Murai

von Karl Lerbs

© 1957 Carl Schünemann Verlag
Murai
 
Als im vor-vorigen Jahrhundert - mit genauen Jahreszahlen kann ich nicht aufwarten - englische Missionare in Japan besonders heftig zu wirken begannen, kam einmal einer von ihnen, Dr. John C. Berry, in einem Hospital zu Kobe in ein Zimmer, das den jungen Murai beherbergte. Der junge Murai, ein stiller, höflicher, gescheiter Mann lag in seinem Bett ließ mit behaglicher Gelassenheit irgendeinen Unfallschaden ausheilen und rauchte inzwischen seine Pfeife« Dr. Berry schätzte den jungen Murai, aber er mißbilligte das Pfeifenrauchen. Also ließ er aus dem Stegreif eine kräftige Standpauke los und gab dem jungen Murai eine Broschüre, die mit Wort und Bild beweiskräftig gegen die Schäden des Tabakrauchens vom Leder zog. Der junge Murai las das Heft gewissenhaft und aufmerksam.
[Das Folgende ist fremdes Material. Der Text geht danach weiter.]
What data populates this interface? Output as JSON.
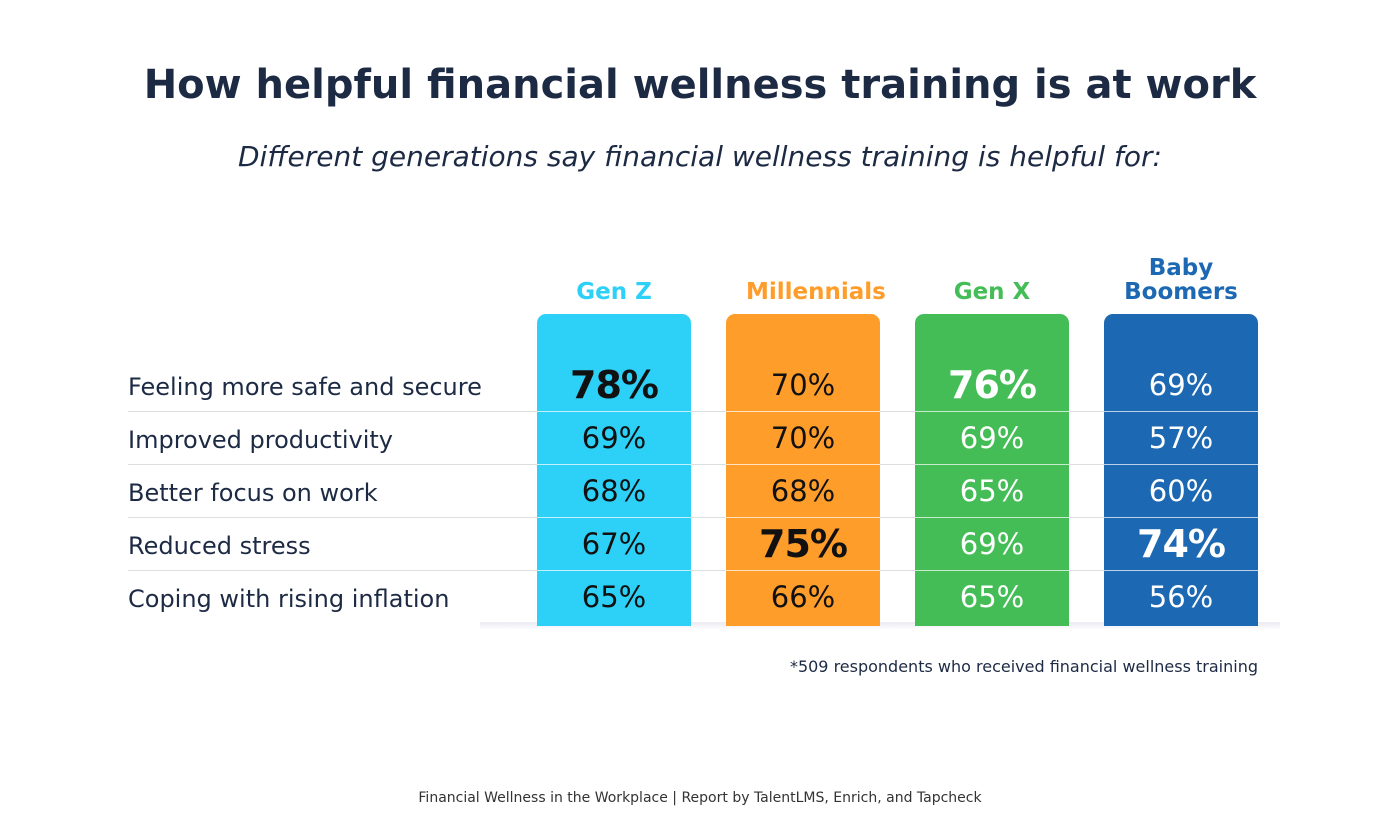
{
  "header": {
    "title": "How helpful financial wellness training is at work",
    "subtitle": "Different generations say financial wellness training is helpful for:"
  },
  "table": {
    "row_labels": [
      "Feeling more safe and secure",
      "Improved productivity",
      "Better focus on work",
      "Reduced stress",
      "Coping with rising inflation"
    ],
    "columns": [
      {
        "name": "Gen Z",
        "color": "#2dd0f6",
        "text_color": "#111111",
        "cells": [
          "78%",
          "69%",
          "68%",
          "67%",
          "65%"
        ],
        "bold": [
          true,
          false,
          false,
          false,
          false
        ]
      },
      {
        "name": "Millennials",
        "color": "#ff9d2b",
        "text_color": "#111111",
        "cells": [
          "70%",
          "70%",
          "68%",
          "75%",
          "66%"
        ],
        "bold": [
          false,
          false,
          false,
          true,
          false
        ]
      },
      {
        "name": "Gen X",
        "color": "#45bd56",
        "text_color": "#ffffff",
        "cells": [
          "76%",
          "69%",
          "65%",
          "69%",
          "65%"
        ],
        "bold": [
          true,
          false,
          false,
          false,
          false
        ]
      },
      {
        "name": "Baby Boomers",
        "color": "#1c68b2",
        "text_color": "#ffffff",
        "cells": [
          "69%",
          "57%",
          "60%",
          "74%",
          "56%"
        ],
        "bold": [
          false,
          false,
          false,
          true,
          false
        ]
      }
    ]
  },
  "footnote": "*509 respondents who received financial wellness training",
  "source": "Financial Wellness in the Workplace | Report by TalentLMS, Enrich, and Tapcheck"
}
Besonders fesselte ihn ein Aufsatz, der den Umfang und die unheilvolle Wirkung des Zigarettenverbrauchs in Europa und Amerika behandelte und vorwurfsvoll dartat, wie viele Wohlfahrts- und Bildungsanstalten sich mit dem dafür aufgewendeten Geld würden schaffen lassen. Der Missionar sah mit Vergnügen den tiefen Eindruck, den Moral und Statistik auf den jungen Murai machten. Er ahnte nicht, daß der tüchtige junge Mann sich nach seiner Entlassung aus dem Hospital sogleich in emsige Arbeit stürzen, die in Japan damals noch unbekannte Zigarette einführen, sich ein großes Vermögen verdienen und später seine Fabriken für eine riesige Summe an den Tabaktrust verkaufen würde.